The early methods of freezing food need some explanation. Freezing of foods was achieved by mixing salt with ice. Mixing salt with ice reduces the freezing point and it is quite easy to achieve temperatures lower than -14C. Just who discovered the process is unknown, but it was probably invented by the Chinese. It was written about in India in the 4th century, and the first technical description of ice making using various salts was by an Arab medical historian Ibn Abu Usaybi (A.D. 1230-1270).
The process arrived in Europe in 1503 – in Italy – where it was considered a chemists party trick, using various acids, water and salts. However, it was not used for food until water ices (sorbets) appeared in the 1660s in Naples, Florence, Paris and Spain. Ices made with sweetened milk first appeared in Naples in 1664.
In this country Ice Cream was served at a banquet for the Feast of St. George at Windsor Castle in 1671. It was such a rare and exotic dish that only the guests on King Charles II’s table had ‘one plate of white strawberries and one plate of iced cream.’ All the other guests had to watch and marvel at what the Royal table were eating.

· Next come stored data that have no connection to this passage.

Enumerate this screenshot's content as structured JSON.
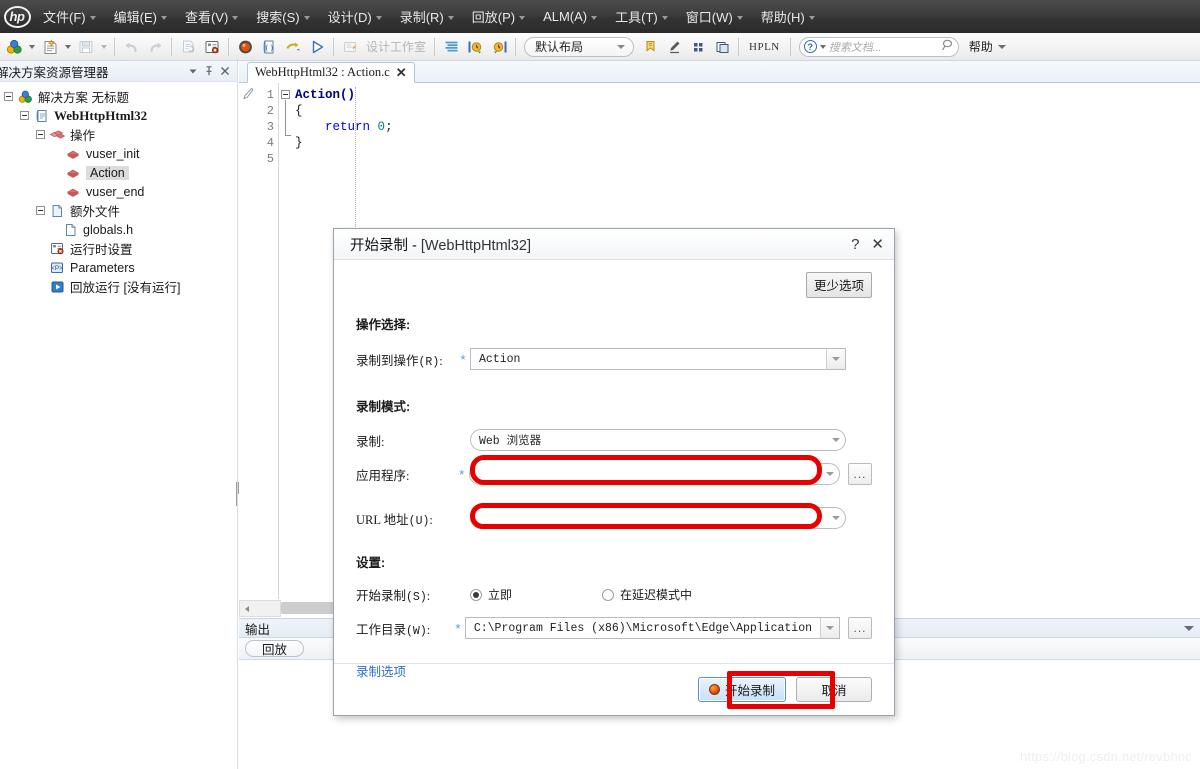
{
  "app": {
    "logo_text": "hp",
    "watermark": "https://blog.csdn.net/revbhnc"
  },
  "menubar": {
    "items": [
      {
        "label": "文件(F)",
        "icon": "chevron-down-icon"
      },
      {
        "label": "编辑(E)",
        "icon": "chevron-down-icon"
      },
      {
        "label": "查看(V)",
        "icon": "chevron-down-icon"
      },
      {
        "label": "搜索(S)",
        "icon": "chevron-down-icon"
      },
      {
        "label": "设计(D)",
        "icon": "chevron-down-icon"
      },
      {
        "label": "录制(R)",
        "icon": "chevron-down-icon"
      },
      {
        "label": "回放(P)",
        "icon": "chevron-down-icon"
      },
      {
        "label": "ALM(A)",
        "icon": "chevron-down-icon"
      },
      {
        "label": "工具(T)",
        "icon": "chevron-down-icon"
      },
      {
        "label": "窗口(W)",
        "icon": "chevron-down-icon"
      },
      {
        "label": "帮助(H)",
        "icon": "chevron-down-icon"
      }
    ]
  },
  "toolbar": {
    "design_studio_label": "设计工作室",
    "hpln_label": "HPLN",
    "layout_value": "默认布局",
    "search_placeholder": "搜索文档...",
    "help_label": "帮助"
  },
  "solution_explorer": {
    "title": "解决方案资源管理器",
    "header_buttons": [
      {
        "name": "dropdown-icon"
      },
      {
        "name": "pin-icon"
      },
      {
        "name": "close-icon"
      }
    ],
    "tree": [
      {
        "label": "解决方案 无标题",
        "icon": "solution-icon",
        "depth": 0,
        "expander": "minus"
      },
      {
        "label": "WebHttpHtml32",
        "icon": "script-icon",
        "depth": 1,
        "expander": "minus",
        "bold": true
      },
      {
        "label": "操作",
        "icon": "actions-folder-icon",
        "depth": 2,
        "expander": "minus"
      },
      {
        "label": "vuser_init",
        "icon": "action-icon",
        "depth": 3,
        "expander": "none"
      },
      {
        "label": "Action",
        "icon": "action-icon",
        "depth": 3,
        "expander": "none",
        "selected": true
      },
      {
        "label": "vuser_end",
        "icon": "action-icon",
        "depth": 3,
        "expander": "none"
      },
      {
        "label": "额外文件",
        "icon": "file-folder-icon",
        "depth": 2,
        "expander": "minus"
      },
      {
        "label": "globals.h",
        "icon": "header-file-icon",
        "depth": 3,
        "expander": "none"
      },
      {
        "label": "运行时设置",
        "icon": "runtime-settings-icon",
        "depth": 2,
        "expander": "none"
      },
      {
        "label": "Parameters",
        "icon": "parameters-icon",
        "depth": 2,
        "expander": "none"
      },
      {
        "label": "回放运行 [没有运行]",
        "icon": "replay-run-icon",
        "depth": 2,
        "expander": "none"
      }
    ]
  },
  "editor": {
    "tab_label": "WebHttpHtml32 : Action.c",
    "tab_close_icon": "close-icon",
    "line_numbers": [
      "1",
      "2",
      "3",
      "4",
      "5"
    ],
    "code_lines": [
      {
        "tokens": [
          {
            "t": "Action()",
            "c": "fn"
          }
        ]
      },
      {
        "tokens": [
          {
            "t": "{",
            "c": ""
          }
        ]
      },
      {
        "tokens": [
          {
            "t": "    ",
            "c": ""
          },
          {
            "t": "return",
            "c": "kw2"
          },
          {
            "t": " ",
            "c": ""
          },
          {
            "t": "0",
            "c": "num"
          },
          {
            "t": ";",
            "c": ""
          }
        ]
      },
      {
        "tokens": [
          {
            "t": "}",
            "c": ""
          }
        ]
      },
      {
        "tokens": [
          {
            "t": "",
            "c": ""
          }
        ]
      }
    ]
  },
  "output_panel": {
    "title": "输出",
    "collapse_icon": "chevron-down-icon",
    "tabs": [
      {
        "label": "回放"
      }
    ]
  },
  "dialog": {
    "title_prefix": "开始录制 - ",
    "title_project": "[WebHttpHtml32]",
    "help_icon": "question-mark-icon",
    "close_icon": "close-icon",
    "more_options_label": "更少选项",
    "section_action": "操作选择:",
    "record_into_label": "录制到操作",
    "record_into_key": "(R)",
    "record_into_value": "Action",
    "section_mode": "录制模式:",
    "record_label": "录制:",
    "record_value": "Web 浏览器",
    "app_label": "应用程序:",
    "app_value": "",
    "url_label": "URL 地址",
    "url_key": "(U)",
    "url_value": "",
    "section_settings": "设置:",
    "start_rec_label": "开始录制",
    "start_rec_key": "(S)",
    "radio_immediate": "立即",
    "radio_delayed": "在延迟模式中",
    "radio_selected": "立即",
    "workdir_label": "工作目录",
    "workdir_key": "(W)",
    "workdir_value": "C:\\Program Files (x86)\\Microsoft\\Edge\\Application",
    "recording_options_link": "录制选项",
    "ellipsis_label": "...",
    "required_marker": "*",
    "buttons": {
      "start": "开始录制",
      "cancel": "取消"
    },
    "colors": {
      "redaction": "#e60000",
      "link": "#2f6fcf",
      "required": "#5b9bd5"
    }
  }
}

London’s Italian community started over 1000 years ago and was well established by the nineteenth century: The book Arrivi states that: ‘In the years from 1841 to 1881 the residents of the London Italian quarter of Holborn were mainly frame makers, statue makers, ice cream makers, and organists.’
Ice cream manufacture was simplified with the introduction of the ice cream machine in 1843, and vendors with handcarts or horse drawn carts were soon selling ice cream in the cobbled streets of England. Ice was shipped from Norway to London and other major ports and taken in canal barges down the canals. It was then stored in ice houses, from where it was sold to ice cream makers. This burgeoning ice cream industry, run mainly by Italians, started an influx of workers from southern Italy and the Ticino area of Switzerland to England. The huge ice house pits built near Kings Cross by Carlo Gatti in the 1850s still exist, and have recently been opened to the public at The London Canal Museum.
As bicycles evolved and, with mass-production, became cheaper to manufacture, most small business needing to make local deliveries used a carrier bicycle or tricycle. As well as delivering goods to and from local businesses, the carrier tricycle also replaced the vendor’s cart which had previously been used to sell products direct to the public.
Walls introduced an ice cream tricycle in 1923. It was so successful that they bought a fleet of them the following year. By 1939, in London, there were 4,000 ice cream tricycles. Warrick & Co of Reading was the largest supplier of commercial carrier tricycles and bicycles. Elswick and Pashley soon started providing them too. Though those three companies dominated the market, many smaller companies made a standard carrier bicycle, but would adapt its delivery box according to a customers needs.
Though pedal-operated carrier bicycles have died out – except vintage ones parked outside shops for advertising purposes – carrier tricycles are still used all over the world, especially in India as goods carriers, with loads of up to 1,000 lb; and throughout South East Asia where they’re used for roadside food preparation and sales. In recent years years, there has been a resurgence of interest in ice cream tricycles in Great Britain, with new ones now being manufactured to meet demand. The early original ones are the most interesting models.